Maine used to be one of the most prosperous states in the nation – we have a strong work ethic, wonderful natural resources, not the least of which is water – and water becomes more important every day. We should also build a cargo port on Sears Island. The best cure for rail transportation in Maine is to generate more volume for shippers but currently, we just don’t have the mass. That’s why Searsport is so important – a terminal on Sears Island increases rail traffic while also generating traffic for the port.
Maine Trails: What is your biggest priority for the 125th Legislature’s Transportation Committee?
Rep. Cebra: Ensuring that the $20 million in General Fund revenues get transferred to the Highway Fund, as proposed in the governor’s budget.
Sen. Diamond: Internally, I hope the committee has a real in-depth understanding of the Highway Fund budget, which I think they do, and then we need to use that knowledge to set some goals and directions working with the department for a few years out. There is a lot of talent on this committee, and I have been impressed with how energized committee members are with getting into the details of the budget. The committee is very engaged and we need to use their talent and knowledge, so that we plan out more than one year ahead.
Sen. Thomas: Finding a way to fix secondary roads. We have neglected those roads for so long – those are the state’s posted roads. They need to be fixed and we don’t need to make them into superhighways. But they need to be safe and smooth.
Maine Trails: We have an annual contest called “The Worst Road in Maine.” If you were entering this contest, which road would you choose to enter? Why is it so bad?
Rep. Cebra: Route 114 in Sebago. It is a mess and needs to be reconstructed. It is critical for our tourist economy and for the citizens who depend on that road to get to work, school, etc.
Sen. Diamond: The River Road in Windham. It is a major collector road with a lot of traffic and has been neglected for too long; people come down through the lakes region and it is a significant shortcut to Lewiston and Portland. It has lost its underpinning and is in terrible shape. Cars have rolled over, and there have been serious accidents on it. Fortunately, the current work plan has funding in it to rebuild the upper half and resurface the rest.

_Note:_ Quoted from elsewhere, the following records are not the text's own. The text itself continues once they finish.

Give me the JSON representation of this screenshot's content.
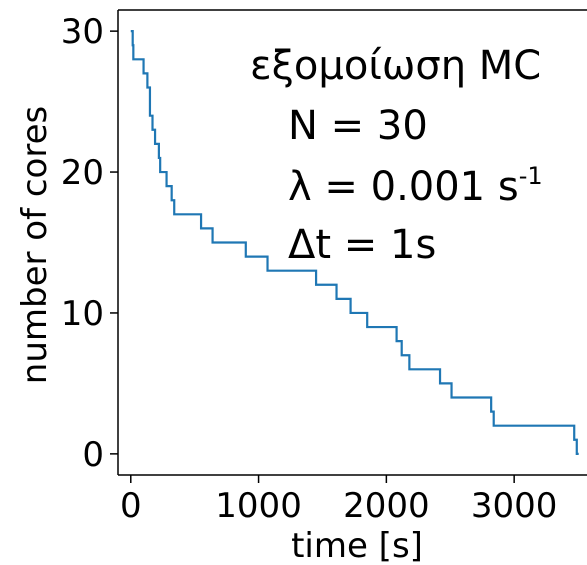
{
  "chart_data": {
    "type": "line",
    "drawstyle": "steps-post",
    "xlabel": "time [s]",
    "ylabel": "number of cores",
    "xlim": [
      -100,
      3570
    ],
    "ylim": [
      -1.5,
      31.5
    ],
    "xticks": [
      0,
      1000,
      2000,
      3000
    ],
    "yticks": [
      0,
      10,
      20,
      30
    ],
    "grid": false,
    "line_color": "#1f77b4",
    "annotations": {
      "line1": "εξομοίωση MC",
      "line2": "N = 30",
      "line3_main": "λ  = 0.001 s",
      "line3_sup": "-1",
      "line4": "Δt = 1s"
    },
    "series": [
      {
        "x": [
          0,
          15,
          20,
          100,
          130,
          150,
          170,
          190,
          220,
          230,
          250,
          280,
          320,
          340,
          550,
          640,
          900,
          1070,
          1170,
          1450,
          1610,
          1720,
          1850,
          2080,
          2120,
          2180,
          2420,
          2510,
          2800,
          2820,
          2840,
          3470,
          3490,
          3505
        ],
        "y": [
          30,
          29,
          28,
          27,
          26,
          24,
          23,
          22,
          21,
          20,
          20,
          19,
          18,
          17,
          16,
          15,
          14,
          13,
          13,
          12,
          11,
          10,
          9,
          8,
          7,
          6,
          5,
          4,
          4,
          3,
          2,
          1,
          0,
          0
        ]
      }
    ]
  }
}
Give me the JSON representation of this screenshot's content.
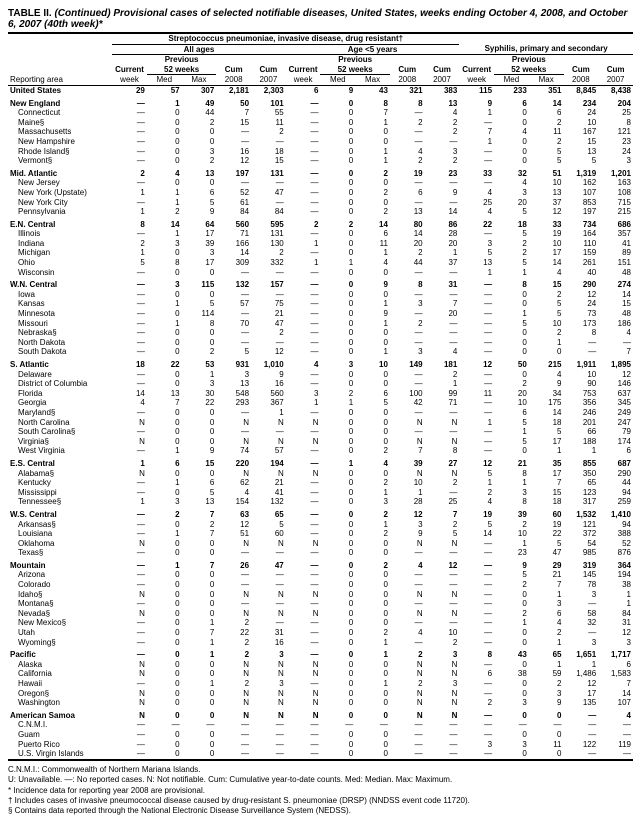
{
  "title_prefix": "TABLE II.",
  "title_main": " (Continued) Provisional cases of selected notifiable diseases, United States, weeks ending October 4, 2008, and October 6, 2007 (40th week)*",
  "section_title": "Streptococcus pneumoniae, invasive disease, drug resistant†",
  "groups": [
    "All ages",
    "Age <5 years",
    "Syphilis, primary and secondary"
  ],
  "prev_label": "Previous",
  "weeks_label": "52 weeks",
  "col_headers": [
    "Reporting area",
    "Current week",
    "Med",
    "Max",
    "Cum 2008",
    "Cum 2007",
    "Current week",
    "Med",
    "Max",
    "Cum 2008",
    "Cum 2007",
    "Current week",
    "Med",
    "Max",
    "Cum 2008",
    "Cum 2007"
  ],
  "mdash": "—",
  "rows": [
    {
      "t": "us",
      "a": "United States",
      "v": [
        "29",
        "57",
        "307",
        "2,181",
        "2,303",
        "6",
        "9",
        "43",
        "321",
        "383",
        "115",
        "233",
        "351",
        "8,845",
        "8,438"
      ]
    },
    {
      "t": "spacer"
    },
    {
      "t": "r",
      "a": "New England",
      "v": [
        "—",
        "1",
        "49",
        "50",
        "101",
        "—",
        "0",
        "8",
        "8",
        "13",
        "9",
        "6",
        "14",
        "234",
        "204"
      ]
    },
    {
      "t": "s",
      "a": "Connecticut",
      "v": [
        "—",
        "0",
        "44",
        "7",
        "55",
        "—",
        "0",
        "7",
        "—",
        "4",
        "1",
        "0",
        "6",
        "24",
        "25"
      ]
    },
    {
      "t": "s",
      "a": "Maine§",
      "v": [
        "—",
        "0",
        "2",
        "15",
        "11",
        "—",
        "0",
        "1",
        "2",
        "2",
        "—",
        "0",
        "2",
        "10",
        "8"
      ]
    },
    {
      "t": "s",
      "a": "Massachusetts",
      "v": [
        "—",
        "0",
        "0",
        "—",
        "2",
        "—",
        "0",
        "0",
        "—",
        "2",
        "7",
        "4",
        "11",
        "167",
        "121"
      ]
    },
    {
      "t": "s",
      "a": "New Hampshire",
      "v": [
        "—",
        "0",
        "0",
        "—",
        "—",
        "—",
        "0",
        "0",
        "—",
        "—",
        "1",
        "0",
        "2",
        "15",
        "23"
      ]
    },
    {
      "t": "s",
      "a": "Rhode Island§",
      "v": [
        "—",
        "0",
        "3",
        "16",
        "18",
        "—",
        "0",
        "1",
        "4",
        "3",
        "—",
        "0",
        "5",
        "13",
        "24"
      ]
    },
    {
      "t": "s",
      "a": "Vermont§",
      "v": [
        "—",
        "0",
        "2",
        "12",
        "15",
        "—",
        "0",
        "1",
        "2",
        "2",
        "—",
        "0",
        "5",
        "5",
        "3"
      ]
    },
    {
      "t": "spacer"
    },
    {
      "t": "r",
      "a": "Mid. Atlantic",
      "v": [
        "2",
        "4",
        "13",
        "197",
        "131",
        "—",
        "0",
        "2",
        "19",
        "23",
        "33",
        "32",
        "51",
        "1,319",
        "1,201"
      ]
    },
    {
      "t": "s",
      "a": "New Jersey",
      "v": [
        "—",
        "0",
        "0",
        "—",
        "—",
        "—",
        "0",
        "0",
        "—",
        "—",
        "—",
        "4",
        "10",
        "162",
        "163"
      ]
    },
    {
      "t": "s",
      "a": "New York (Upstate)",
      "v": [
        "1",
        "1",
        "6",
        "52",
        "47",
        "—",
        "0",
        "2",
        "6",
        "9",
        "4",
        "3",
        "13",
        "107",
        "108"
      ]
    },
    {
      "t": "s",
      "a": "New York City",
      "v": [
        "—",
        "1",
        "5",
        "61",
        "—",
        "—",
        "0",
        "0",
        "—",
        "—",
        "25",
        "20",
        "37",
        "853",
        "715"
      ]
    },
    {
      "t": "s",
      "a": "Pennsylvania",
      "v": [
        "1",
        "2",
        "9",
        "84",
        "84",
        "—",
        "0",
        "2",
        "13",
        "14",
        "4",
        "5",
        "12",
        "197",
        "215"
      ]
    },
    {
      "t": "spacer"
    },
    {
      "t": "r",
      "a": "E.N. Central",
      "v": [
        "8",
        "14",
        "64",
        "560",
        "595",
        "2",
        "2",
        "14",
        "80",
        "86",
        "22",
        "18",
        "33",
        "734",
        "686"
      ]
    },
    {
      "t": "s",
      "a": "Illinois",
      "v": [
        "—",
        "1",
        "17",
        "71",
        "131",
        "—",
        "0",
        "6",
        "14",
        "28",
        "—",
        "5",
        "19",
        "164",
        "357"
      ]
    },
    {
      "t": "s",
      "a": "Indiana",
      "v": [
        "2",
        "3",
        "39",
        "166",
        "130",
        "1",
        "0",
        "11",
        "20",
        "20",
        "3",
        "2",
        "10",
        "110",
        "41"
      ]
    },
    {
      "t": "s",
      "a": "Michigan",
      "v": [
        "1",
        "0",
        "3",
        "14",
        "2",
        "—",
        "0",
        "1",
        "2",
        "1",
        "5",
        "2",
        "17",
        "159",
        "89"
      ]
    },
    {
      "t": "s",
      "a": "Ohio",
      "v": [
        "5",
        "8",
        "17",
        "309",
        "332",
        "1",
        "1",
        "4",
        "44",
        "37",
        "13",
        "5",
        "14",
        "261",
        "151"
      ]
    },
    {
      "t": "s",
      "a": "Wisconsin",
      "v": [
        "—",
        "0",
        "0",
        "—",
        "—",
        "—",
        "0",
        "0",
        "—",
        "—",
        "1",
        "1",
        "4",
        "40",
        "48"
      ]
    },
    {
      "t": "spacer"
    },
    {
      "t": "r",
      "a": "W.N. Central",
      "v": [
        "—",
        "3",
        "115",
        "132",
        "157",
        "—",
        "0",
        "9",
        "8",
        "31",
        "—",
        "8",
        "15",
        "290",
        "274"
      ]
    },
    {
      "t": "s",
      "a": "Iowa",
      "v": [
        "—",
        "0",
        "0",
        "—",
        "—",
        "—",
        "0",
        "0",
        "—",
        "—",
        "—",
        "0",
        "2",
        "12",
        "14"
      ]
    },
    {
      "t": "s",
      "a": "Kansas",
      "v": [
        "—",
        "1",
        "5",
        "57",
        "75",
        "—",
        "0",
        "1",
        "3",
        "7",
        "—",
        "0",
        "5",
        "24",
        "15"
      ]
    },
    {
      "t": "s",
      "a": "Minnesota",
      "v": [
        "—",
        "0",
        "114",
        "—",
        "21",
        "—",
        "0",
        "9",
        "—",
        "20",
        "—",
        "1",
        "5",
        "73",
        "48"
      ]
    },
    {
      "t": "s",
      "a": "Missouri",
      "v": [
        "—",
        "1",
        "8",
        "70",
        "47",
        "—",
        "0",
        "1",
        "2",
        "—",
        "—",
        "5",
        "10",
        "173",
        "186"
      ]
    },
    {
      "t": "s",
      "a": "Nebraska§",
      "v": [
        "—",
        "0",
        "0",
        "—",
        "2",
        "—",
        "0",
        "0",
        "—",
        "—",
        "—",
        "0",
        "2",
        "8",
        "4"
      ]
    },
    {
      "t": "s",
      "a": "North Dakota",
      "v": [
        "—",
        "0",
        "0",
        "—",
        "—",
        "—",
        "0",
        "0",
        "—",
        "—",
        "—",
        "0",
        "1",
        "—",
        "—"
      ]
    },
    {
      "t": "s",
      "a": "South Dakota",
      "v": [
        "—",
        "0",
        "2",
        "5",
        "12",
        "—",
        "0",
        "1",
        "3",
        "4",
        "—",
        "0",
        "0",
        "—",
        "7"
      ]
    },
    {
      "t": "spacer"
    },
    {
      "t": "r",
      "a": "S. Atlantic",
      "v": [
        "18",
        "22",
        "53",
        "931",
        "1,010",
        "4",
        "3",
        "10",
        "149",
        "181",
        "12",
        "50",
        "215",
        "1,911",
        "1,895"
      ]
    },
    {
      "t": "s",
      "a": "Delaware",
      "v": [
        "—",
        "0",
        "1",
        "3",
        "9",
        "—",
        "0",
        "0",
        "—",
        "2",
        "—",
        "0",
        "4",
        "10",
        "12"
      ]
    },
    {
      "t": "s",
      "a": "District of Columbia",
      "v": [
        "—",
        "0",
        "3",
        "13",
        "16",
        "—",
        "0",
        "0",
        "—",
        "1",
        "—",
        "2",
        "9",
        "90",
        "146"
      ]
    },
    {
      "t": "s",
      "a": "Florida",
      "v": [
        "14",
        "13",
        "30",
        "548",
        "560",
        "3",
        "2",
        "6",
        "100",
        "99",
        "11",
        "20",
        "34",
        "753",
        "637"
      ]
    },
    {
      "t": "s",
      "a": "Georgia",
      "v": [
        "4",
        "7",
        "22",
        "293",
        "367",
        "1",
        "1",
        "5",
        "42",
        "71",
        "—",
        "10",
        "175",
        "356",
        "345"
      ]
    },
    {
      "t": "s",
      "a": "Maryland§",
      "v": [
        "—",
        "0",
        "0",
        "—",
        "1",
        "—",
        "0",
        "0",
        "—",
        "—",
        "—",
        "6",
        "14",
        "246",
        "249"
      ]
    },
    {
      "t": "s",
      "a": "North Carolina",
      "v": [
        "N",
        "0",
        "0",
        "N",
        "N",
        "N",
        "0",
        "0",
        "N",
        "N",
        "1",
        "5",
        "18",
        "201",
        "247"
      ]
    },
    {
      "t": "s",
      "a": "South Carolina§",
      "v": [
        "—",
        "0",
        "0",
        "—",
        "—",
        "—",
        "0",
        "0",
        "—",
        "—",
        "—",
        "1",
        "5",
        "66",
        "79"
      ]
    },
    {
      "t": "s",
      "a": "Virginia§",
      "v": [
        "N",
        "0",
        "0",
        "N",
        "N",
        "N",
        "0",
        "0",
        "N",
        "N",
        "—",
        "5",
        "17",
        "188",
        "174"
      ]
    },
    {
      "t": "s",
      "a": "West Virginia",
      "v": [
        "—",
        "1",
        "9",
        "74",
        "57",
        "—",
        "0",
        "2",
        "7",
        "8",
        "—",
        "0",
        "1",
        "1",
        "6"
      ]
    },
    {
      "t": "spacer"
    },
    {
      "t": "r",
      "a": "E.S. Central",
      "v": [
        "1",
        "6",
        "15",
        "220",
        "194",
        "—",
        "1",
        "4",
        "39",
        "27",
        "12",
        "21",
        "35",
        "855",
        "687"
      ]
    },
    {
      "t": "s",
      "a": "Alabama§",
      "v": [
        "N",
        "0",
        "0",
        "N",
        "N",
        "N",
        "0",
        "0",
        "N",
        "N",
        "5",
        "8",
        "17",
        "350",
        "290"
      ]
    },
    {
      "t": "s",
      "a": "Kentucky",
      "v": [
        "—",
        "1",
        "6",
        "62",
        "21",
        "—",
        "0",
        "2",
        "10",
        "2",
        "1",
        "1",
        "7",
        "65",
        "44"
      ]
    },
    {
      "t": "s",
      "a": "Mississippi",
      "v": [
        "—",
        "0",
        "5",
        "4",
        "41",
        "—",
        "0",
        "1",
        "1",
        "—",
        "2",
        "3",
        "15",
        "123",
        "94"
      ]
    },
    {
      "t": "s",
      "a": "Tennessee§",
      "v": [
        "1",
        "3",
        "13",
        "154",
        "132",
        "—",
        "0",
        "3",
        "28",
        "25",
        "4",
        "8",
        "18",
        "317",
        "259"
      ]
    },
    {
      "t": "spacer"
    },
    {
      "t": "r",
      "a": "W.S. Central",
      "v": [
        "—",
        "2",
        "7",
        "63",
        "65",
        "—",
        "0",
        "2",
        "12",
        "7",
        "19",
        "39",
        "60",
        "1,532",
        "1,410"
      ]
    },
    {
      "t": "s",
      "a": "Arkansas§",
      "v": [
        "—",
        "0",
        "2",
        "12",
        "5",
        "—",
        "0",
        "1",
        "3",
        "2",
        "5",
        "2",
        "19",
        "121",
        "94"
      ]
    },
    {
      "t": "s",
      "a": "Louisiana",
      "v": [
        "—",
        "1",
        "7",
        "51",
        "60",
        "—",
        "0",
        "2",
        "9",
        "5",
        "14",
        "10",
        "22",
        "372",
        "388"
      ]
    },
    {
      "t": "s",
      "a": "Oklahoma",
      "v": [
        "N",
        "0",
        "0",
        "N",
        "N",
        "N",
        "0",
        "0",
        "N",
        "N",
        "—",
        "1",
        "5",
        "54",
        "52"
      ]
    },
    {
      "t": "s",
      "a": "Texas§",
      "v": [
        "—",
        "0",
        "0",
        "—",
        "—",
        "—",
        "0",
        "0",
        "—",
        "—",
        "—",
        "23",
        "47",
        "985",
        "876"
      ]
    },
    {
      "t": "spacer"
    },
    {
      "t": "r",
      "a": "Mountain",
      "v": [
        "—",
        "1",
        "7",
        "26",
        "47",
        "—",
        "0",
        "2",
        "4",
        "12",
        "—",
        "9",
        "29",
        "319",
        "364"
      ]
    },
    {
      "t": "s",
      "a": "Arizona",
      "v": [
        "—",
        "0",
        "0",
        "—",
        "—",
        "—",
        "0",
        "0",
        "—",
        "—",
        "—",
        "5",
        "21",
        "145",
        "194"
      ]
    },
    {
      "t": "s",
      "a": "Colorado",
      "v": [
        "—",
        "0",
        "0",
        "—",
        "—",
        "—",
        "0",
        "0",
        "—",
        "—",
        "—",
        "2",
        "7",
        "78",
        "38"
      ]
    },
    {
      "t": "s",
      "a": "Idaho§",
      "v": [
        "N",
        "0",
        "0",
        "N",
        "N",
        "N",
        "0",
        "0",
        "N",
        "N",
        "—",
        "0",
        "1",
        "3",
        "1"
      ]
    },
    {
      "t": "s",
      "a": "Montana§",
      "v": [
        "—",
        "0",
        "0",
        "—",
        "—",
        "—",
        "0",
        "0",
        "—",
        "—",
        "—",
        "0",
        "3",
        "—",
        "1"
      ]
    },
    {
      "t": "s",
      "a": "Nevada§",
      "v": [
        "N",
        "0",
        "0",
        "N",
        "N",
        "N",
        "0",
        "0",
        "N",
        "N",
        "—",
        "2",
        "6",
        "58",
        "84"
      ]
    },
    {
      "t": "s",
      "a": "New Mexico§",
      "v": [
        "—",
        "0",
        "1",
        "2",
        "—",
        "—",
        "0",
        "0",
        "—",
        "—",
        "—",
        "1",
        "4",
        "32",
        "31"
      ]
    },
    {
      "t": "s",
      "a": "Utah",
      "v": [
        "—",
        "0",
        "7",
        "22",
        "31",
        "—",
        "0",
        "2",
        "4",
        "10",
        "—",
        "0",
        "2",
        "—",
        "12"
      ]
    },
    {
      "t": "s",
      "a": "Wyoming§",
      "v": [
        "—",
        "0",
        "1",
        "2",
        "16",
        "—",
        "0",
        "1",
        "—",
        "2",
        "—",
        "0",
        "1",
        "3",
        "3"
      ]
    },
    {
      "t": "spacer"
    },
    {
      "t": "r",
      "a": "Pacific",
      "v": [
        "—",
        "0",
        "1",
        "2",
        "3",
        "—",
        "0",
        "1",
        "2",
        "3",
        "8",
        "43",
        "65",
        "1,651",
        "1,717"
      ]
    },
    {
      "t": "s",
      "a": "Alaska",
      "v": [
        "N",
        "0",
        "0",
        "N",
        "N",
        "N",
        "0",
        "0",
        "N",
        "N",
        "—",
        "0",
        "1",
        "1",
        "6"
      ]
    },
    {
      "t": "s",
      "a": "California",
      "v": [
        "N",
        "0",
        "0",
        "N",
        "N",
        "N",
        "0",
        "0",
        "N",
        "N",
        "6",
        "38",
        "59",
        "1,486",
        "1,583"
      ]
    },
    {
      "t": "s",
      "a": "Hawaii",
      "v": [
        "—",
        "0",
        "1",
        "2",
        "3",
        "—",
        "0",
        "1",
        "2",
        "3",
        "—",
        "0",
        "2",
        "12",
        "7"
      ]
    },
    {
      "t": "s",
      "a": "Oregon§",
      "v": [
        "N",
        "0",
        "0",
        "N",
        "N",
        "N",
        "0",
        "0",
        "N",
        "N",
        "—",
        "0",
        "3",
        "17",
        "14"
      ]
    },
    {
      "t": "s",
      "a": "Washington",
      "v": [
        "N",
        "0",
        "0",
        "N",
        "N",
        "N",
        "0",
        "0",
        "N",
        "N",
        "2",
        "3",
        "9",
        "135",
        "107"
      ]
    },
    {
      "t": "spacer"
    },
    {
      "t": "r",
      "a": "American Samoa",
      "v": [
        "N",
        "0",
        "0",
        "N",
        "N",
        "N",
        "0",
        "0",
        "N",
        "N",
        "—",
        "0",
        "0",
        "—",
        "4"
      ]
    },
    {
      "t": "s",
      "a": "C.N.M.I.",
      "v": [
        "—",
        "—",
        "—",
        "—",
        "—",
        "—",
        "—",
        "—",
        "—",
        "—",
        "—",
        "—",
        "—",
        "—",
        "—"
      ]
    },
    {
      "t": "s",
      "a": "Guam",
      "v": [
        "—",
        "0",
        "0",
        "—",
        "—",
        "—",
        "0",
        "0",
        "—",
        "—",
        "—",
        "0",
        "0",
        "—",
        "—"
      ]
    },
    {
      "t": "s",
      "a": "Puerto Rico",
      "v": [
        "—",
        "0",
        "0",
        "—",
        "—",
        "—",
        "0",
        "0",
        "—",
        "—",
        "3",
        "3",
        "11",
        "122",
        "119"
      ]
    },
    {
      "t": "s",
      "a": "U.S. Virgin Islands",
      "v": [
        "—",
        "0",
        "0",
        "—",
        "—",
        "—",
        "0",
        "0",
        "—",
        "—",
        "—",
        "0",
        "0",
        "—",
        "—"
      ]
    }
  ],
  "footnotes": [
    "C.N.M.I.: Commonwealth of Northern Mariana Islands.",
    "U: Unavailable.   —: No reported cases.   N: Not notifiable.   Cum: Cumulative year-to-date counts.   Med: Median.   Max: Maximum.",
    "* Incidence data for reporting year 2008 are provisional.",
    "† Includes cases of invasive pneumococcal disease caused by drug-resistant S. pneumoniae (DRSP) (NNDSS event code 11720).",
    "§ Contains data reported through the National Electronic Disease Surveillance System (NEDSS)."
  ]
}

Sen. Thomas: Any road that wins that contest would have to be in the second district that has 95 percent of all the roads posted in this state. My entry would be Route 175 in Castine. It is a travesty because Maine Maritime Academy is a huge asset to this state – and look at the goat trail people have to drive on to get there. That probably does us the most harm economically because of how the world economy works now – that should be a huge draw for expanding the economy. MMA is performing cutting-edge energy research with tidal power; it is such a great engineering school – and the road leading up to it is a mess.